I have a quick question concerning rail gaps. When filling gaps with pieces of styrene, what kind of adhesive works best? The space I'm filling has no ties under it, but is atop a rail joiner. Thanks in advance for suggestions.
Gerry S.
I have a friend who uses a hot glue gun to fill gaps and just cuts the excess off with a x-acto knife. This method works really well over joiners.
Brent
"All of the world's problems are the result of the difference between how we think and how the world works."
A rail gap is generally considered to be a gap for electrical purposes, usually to isolate one segment of a track from another. If your gap is atop a rail joiner, simply push the rails closer together. The rail joiner, while not a reliable conductor of electricity, would need to be cut or removed to make the gap an isolating one.
Wayne
Holy adhesives, Batman! (Sorry, I couldn't help myself) Thanks for the suggestion, sounds like a good one. I'll give it a try tomorrow and see how it works. Doctorwayne, I can't slide the rails as they're soldered at the other end of the flex track section, but thanks anyway.
If this is really an insulating gap (between two electrically separate lengths of rail) that rail joiner had better be plastic.
OTOH, if it's simply a space between rail ends at a rail joiner, why fill it in the first place?
As of the last few days, if I had laid any track I could get away with a gap about the width of tissue paper's thickness - secure in the knowledge that, come January, that gap will open to something over a millimeter. If I laid the track in January and blocked the expansion room needed for the 100 degree annual temperature swing, I'd have heat-buckled rails.
Our HO (HOj, 1:80 scale, in my case) rolling stock can handle gaps of 1.5mm. All it takes is making sure that the joint doesn't have any sharp corners or burrs to catch flanges and lift them over the rails.
Chuck (Modeling Central Japan in September, 1964)
If it's an unintended gap that is supposed to be conductive, I suggest cutting a piece of rail to fit the gap, trim off the base flanges (so it will fit into the slot in the joiner) and place it in the gap. Solder it and file it smooth.
When I fill insulating gaps I shape a piece of PC board to fit and epoxy it in place. After a full cure period (cured, not just set) I file it smooth.

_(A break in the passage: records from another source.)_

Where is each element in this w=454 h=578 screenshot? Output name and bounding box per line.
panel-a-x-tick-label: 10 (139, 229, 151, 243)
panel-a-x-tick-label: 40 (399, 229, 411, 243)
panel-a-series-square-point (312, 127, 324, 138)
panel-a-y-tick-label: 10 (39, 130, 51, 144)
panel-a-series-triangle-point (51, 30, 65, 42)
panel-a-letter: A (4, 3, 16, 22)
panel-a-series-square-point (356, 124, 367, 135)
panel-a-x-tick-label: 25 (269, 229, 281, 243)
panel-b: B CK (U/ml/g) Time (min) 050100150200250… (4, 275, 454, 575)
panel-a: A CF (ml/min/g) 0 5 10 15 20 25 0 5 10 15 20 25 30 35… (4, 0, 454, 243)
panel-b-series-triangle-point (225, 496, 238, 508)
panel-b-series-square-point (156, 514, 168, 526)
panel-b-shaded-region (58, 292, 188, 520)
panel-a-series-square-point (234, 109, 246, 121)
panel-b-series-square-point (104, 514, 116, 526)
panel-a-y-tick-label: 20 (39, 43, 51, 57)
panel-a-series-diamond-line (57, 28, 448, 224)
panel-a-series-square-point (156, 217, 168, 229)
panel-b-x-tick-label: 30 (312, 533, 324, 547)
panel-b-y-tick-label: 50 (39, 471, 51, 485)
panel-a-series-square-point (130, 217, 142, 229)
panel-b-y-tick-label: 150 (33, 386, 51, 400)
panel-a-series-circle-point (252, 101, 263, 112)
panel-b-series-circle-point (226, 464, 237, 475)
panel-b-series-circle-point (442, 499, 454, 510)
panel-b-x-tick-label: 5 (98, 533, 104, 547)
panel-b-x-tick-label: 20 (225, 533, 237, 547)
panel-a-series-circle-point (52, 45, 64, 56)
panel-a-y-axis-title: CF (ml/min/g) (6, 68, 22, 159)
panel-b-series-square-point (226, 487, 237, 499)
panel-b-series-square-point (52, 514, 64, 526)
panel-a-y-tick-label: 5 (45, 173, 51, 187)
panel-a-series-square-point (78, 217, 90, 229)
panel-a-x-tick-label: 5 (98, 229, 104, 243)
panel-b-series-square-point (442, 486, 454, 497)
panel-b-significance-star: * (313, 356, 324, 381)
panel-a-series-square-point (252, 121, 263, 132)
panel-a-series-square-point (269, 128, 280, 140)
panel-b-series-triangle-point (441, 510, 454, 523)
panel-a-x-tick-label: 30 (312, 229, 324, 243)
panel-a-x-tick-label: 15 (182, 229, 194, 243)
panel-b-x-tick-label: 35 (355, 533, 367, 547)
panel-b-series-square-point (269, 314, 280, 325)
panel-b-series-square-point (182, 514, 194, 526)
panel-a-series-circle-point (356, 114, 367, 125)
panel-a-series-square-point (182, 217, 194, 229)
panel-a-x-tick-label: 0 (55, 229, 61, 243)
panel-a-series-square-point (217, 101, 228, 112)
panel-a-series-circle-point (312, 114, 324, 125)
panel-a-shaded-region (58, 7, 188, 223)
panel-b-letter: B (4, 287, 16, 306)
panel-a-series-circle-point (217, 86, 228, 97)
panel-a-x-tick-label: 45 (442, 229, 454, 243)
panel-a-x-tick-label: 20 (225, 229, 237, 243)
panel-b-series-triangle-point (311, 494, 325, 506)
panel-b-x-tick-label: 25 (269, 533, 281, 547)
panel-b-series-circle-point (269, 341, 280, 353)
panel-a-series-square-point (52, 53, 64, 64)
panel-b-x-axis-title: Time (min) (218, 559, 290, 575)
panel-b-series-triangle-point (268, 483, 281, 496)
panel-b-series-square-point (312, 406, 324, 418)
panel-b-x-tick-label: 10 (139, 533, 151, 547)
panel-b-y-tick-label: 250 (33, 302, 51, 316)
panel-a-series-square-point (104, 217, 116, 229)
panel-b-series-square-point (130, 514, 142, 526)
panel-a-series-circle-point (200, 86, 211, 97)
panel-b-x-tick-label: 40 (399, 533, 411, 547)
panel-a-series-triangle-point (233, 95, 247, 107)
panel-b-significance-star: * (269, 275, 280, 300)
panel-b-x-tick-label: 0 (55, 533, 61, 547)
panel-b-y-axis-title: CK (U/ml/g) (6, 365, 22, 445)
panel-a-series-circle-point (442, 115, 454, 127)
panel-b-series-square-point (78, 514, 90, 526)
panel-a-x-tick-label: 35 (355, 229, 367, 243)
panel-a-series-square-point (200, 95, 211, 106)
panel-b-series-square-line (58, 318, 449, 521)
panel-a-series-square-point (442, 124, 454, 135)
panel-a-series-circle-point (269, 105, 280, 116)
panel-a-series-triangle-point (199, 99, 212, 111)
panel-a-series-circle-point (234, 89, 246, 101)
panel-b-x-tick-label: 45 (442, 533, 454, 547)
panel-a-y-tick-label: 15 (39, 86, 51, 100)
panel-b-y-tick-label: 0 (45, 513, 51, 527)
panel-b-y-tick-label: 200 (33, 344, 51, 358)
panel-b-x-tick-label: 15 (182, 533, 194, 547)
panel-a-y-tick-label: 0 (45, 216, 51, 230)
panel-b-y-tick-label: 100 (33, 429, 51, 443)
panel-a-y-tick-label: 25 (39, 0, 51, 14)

Phil, I'm not a rocket scientist; they are my students.
For insulated rail gaps, I use ca to cement a small square of Plastruct .020" ABS plastic, on edge, into the gap. After the joint has cured, use your X-Acto knife to carve the top and sides of the plastic to match the contours of the rail. The dark grey plastic requires no painting, and will remain almost invisible (unlike white styrene) no matter how many times you clean your track.
PLEASE NOTE: your track and benchwork will contract and expand slightly, varying in the season, humidity, temp, etc. Small gaps are helpful, they won't let the track expand to the point of warping, deforming, etc, etc.
But you don't need to listen to me. If you're trying to insulate rail peices, please, fill that gap.
So there, my two pennies worth. Hope it helps a little.
I used the same method as DoctroWayne, but my styrene was white .020" thick from a piece of .10 x .020 strip. Although you can see the white, you really have to look hard to find it. I painted the sides of the rail rust anyway and it really is almost invisible. I also had a large (.06") gap at a rail joiner, so I just filled it with solder and filed it smooth. Works great and you can't see it either.
I like the idea of using Hot Melt Glue though and will try it on my next 'joint'
bob
Life is what happens while you are making other plans!